Monday, December 03, 2007

COIN Academy Reading List

The COIN Academy in Afghanistan, while doing good work, faces a bit of a resource shortage. From Abu Muqawama (emphasis mine):
But, as he'll tell you, he's a freaking Army captain. Charlie is quite certain that Capt. Helmer is among the best and the brightest, but he's not among those who can get @^*% done in the Army (or Afghanistan). If we were serious about such things, we might assign someone with a bit more institutional clout. Someone who could get paper copies of FM 3-24 for the Academy (it's cool, the Army posts them online. The students just wait 47 hours to download them over what passes for an internet connection in Kabul). Someone who could actually institutionalize the Academy within the Army instead of it being a Frankenstein science project dreamed up by folks who've read ATOM one too many times.

We can't win the war without places like the COIN Academy and officers like Capt. Helmer. But we also can't do it with them alone. If we're serious about COIN, about advising, about winning, we'll find a way to do this right.
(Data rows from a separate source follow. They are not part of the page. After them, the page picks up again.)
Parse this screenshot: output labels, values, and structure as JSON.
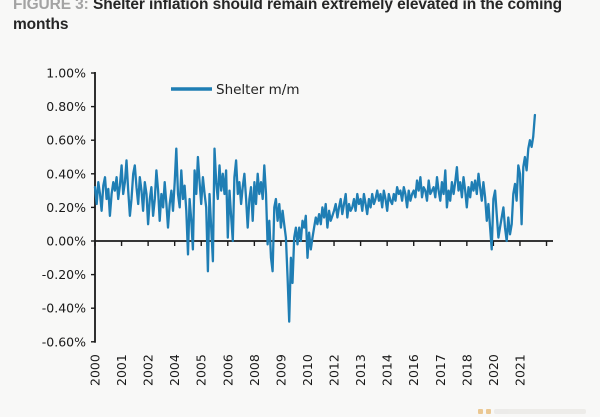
{
  "figure": {
    "label": "FIGURE 3:",
    "title_rest": " Shelter inflation should remain extremely elevated in the coming months"
  },
  "legend": {
    "series_label": "Shelter m/m"
  },
  "colors": {
    "line": "#1f7eb4",
    "axis": "#1a1a1a",
    "tick_text": "#1a1a1a",
    "title_label": "#a3a3a3",
    "title_text": "#262626",
    "background": "#f8f8f7",
    "watermark_orange": "#e2a143"
  },
  "chart_data": {
    "type": "line",
    "title": "Shelter m/m",
    "series_name": "Shelter m/m",
    "frequency": "monthly",
    "x_start": "2000-01",
    "x_end": "2022-02",
    "x_tick_labels": [
      "2000",
      "2001",
      "2002",
      "2004",
      "2005",
      "2006",
      "2008",
      "2009",
      "2010",
      "2012",
      "2013",
      "2014",
      "2016",
      "2017",
      "2018",
      "2020",
      "2021"
    ],
    "x_label_interval_months": 16,
    "y_ticks": [
      1.0,
      0.8,
      0.6,
      0.4,
      0.2,
      0.0,
      -0.2,
      -0.4,
      -0.6
    ],
    "y_tick_suffix": "%",
    "ylim": [
      -0.6,
      1.0
    ],
    "grid": false,
    "legend_position": "top-left-inside",
    "values": [
      0.32,
      0.22,
      0.35,
      0.28,
      0.18,
      0.33,
      0.38,
      0.25,
      0.31,
      0.15,
      0.28,
      0.35,
      0.3,
      0.38,
      0.25,
      0.33,
      0.45,
      0.28,
      0.35,
      0.48,
      0.3,
      0.15,
      0.25,
      0.4,
      0.45,
      0.32,
      0.22,
      0.38,
      0.3,
      0.18,
      0.35,
      0.28,
      0.1,
      0.25,
      0.32,
      0.15,
      0.25,
      0.42,
      0.3,
      0.12,
      0.28,
      0.2,
      0.35,
      0.22,
      0.08,
      0.22,
      0.3,
      0.18,
      0.35,
      0.55,
      0.28,
      0.2,
      0.42,
      0.25,
      0.33,
      0.18,
      -0.08,
      0.25,
      0.12,
      -0.05,
      0.42,
      0.28,
      0.5,
      0.35,
      0.22,
      0.38,
      0.28,
      0.2,
      -0.18,
      0.28,
      0.08,
      -0.12,
      0.55,
      0.35,
      0.25,
      0.45,
      0.3,
      0.4,
      0.28,
      0.42,
      0.02,
      0.3,
      0.15,
      0.0,
      0.38,
      0.48,
      0.28,
      0.35,
      0.22,
      0.32,
      0.4,
      0.25,
      0.08,
      0.25,
      0.32,
      0.12,
      0.35,
      0.22,
      0.4,
      0.28,
      0.35,
      0.25,
      0.45,
      0.28,
      -0.02,
      0.12,
      -0.1,
      -0.18,
      0.2,
      0.25,
      0.12,
      0.22,
      0.08,
      0.18,
      0.1,
      0.02,
      -0.22,
      -0.48,
      -0.1,
      -0.25,
      0.02,
      0.08,
      -0.02,
      0.08,
      0.0,
      0.12,
      0.08,
      0.15,
      -0.1,
      0.05,
      -0.05,
      0.02,
      0.08,
      0.14,
      0.1,
      0.16,
      0.1,
      0.2,
      0.14,
      0.22,
      0.08,
      0.18,
      0.12,
      0.15,
      0.18,
      0.22,
      0.14,
      0.2,
      0.25,
      0.16,
      0.22,
      0.28,
      0.14,
      0.22,
      0.18,
      0.2,
      0.25,
      0.18,
      0.28,
      0.22,
      0.25,
      0.18,
      0.28,
      0.22,
      0.16,
      0.25,
      0.2,
      0.28,
      0.22,
      0.25,
      0.3,
      0.24,
      0.28,
      0.2,
      0.3,
      0.25,
      0.18,
      0.28,
      0.24,
      0.22,
      0.28,
      0.24,
      0.32,
      0.28,
      0.3,
      0.24,
      0.32,
      0.28,
      0.2,
      0.3,
      0.24,
      0.28,
      0.3,
      0.26,
      0.36,
      0.3,
      0.38,
      0.26,
      0.32,
      0.3,
      0.24,
      0.36,
      0.28,
      0.3,
      0.32,
      0.26,
      0.38,
      0.3,
      0.24,
      0.35,
      0.28,
      0.42,
      0.2,
      0.3,
      0.24,
      0.35,
      0.28,
      0.35,
      0.44,
      0.3,
      0.35,
      0.26,
      0.38,
      0.3,
      0.2,
      0.32,
      0.26,
      0.35,
      0.3,
      0.36,
      0.28,
      0.4,
      0.32,
      0.24,
      0.35,
      0.26,
      0.12,
      0.22,
      0.08,
      -0.05,
      0.25,
      0.3,
      0.16,
      0.02,
      0.08,
      0.14,
      0.2,
      0.08,
      0.0,
      0.14,
      0.04,
      0.1,
      0.28,
      0.34,
      0.24,
      0.45,
      0.4,
      0.1,
      0.44,
      0.5,
      0.42,
      0.55,
      0.6,
      0.56,
      0.62,
      0.75
    ]
  }
}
And to keep doing it, lest some new 26 year-old captain teach herself this all over again in 2027.
Solution?

So… SWJ and AM have decided to aid in building the library with a little help from our friends. We e-mailed the COIN Academy requesting their reading list. They responded with titles of books and movies that once in hand would go a long way in establishing a world-class COIN library.

To streamline our effort we have set up the Afghanistan COIN Library page on Amazon.

The books and movies you purchase there and send on to Afghanistan will seed the COIN Academy’s library with a few titles that will allow the staff to better appreciate history, culture, and insurgency in Afghanistan. Eventually the titles will make their way to the library of the Afghan Defense University of which the COIN Academy will become a part. The shipping address (while hidden at Amazon) is direct to the Academy and we will track to ensure your book or movie makes it way to Afghanistan.

Talk about instant response. That's less than 72 hours from problem to solution. And as an added bonus, the effort led me to discover a very interesting blog from a guy whose occupation is flying people who do good things around Central Africa and who is currently a private sector pilot in Iraq. It's definitely an interesting read.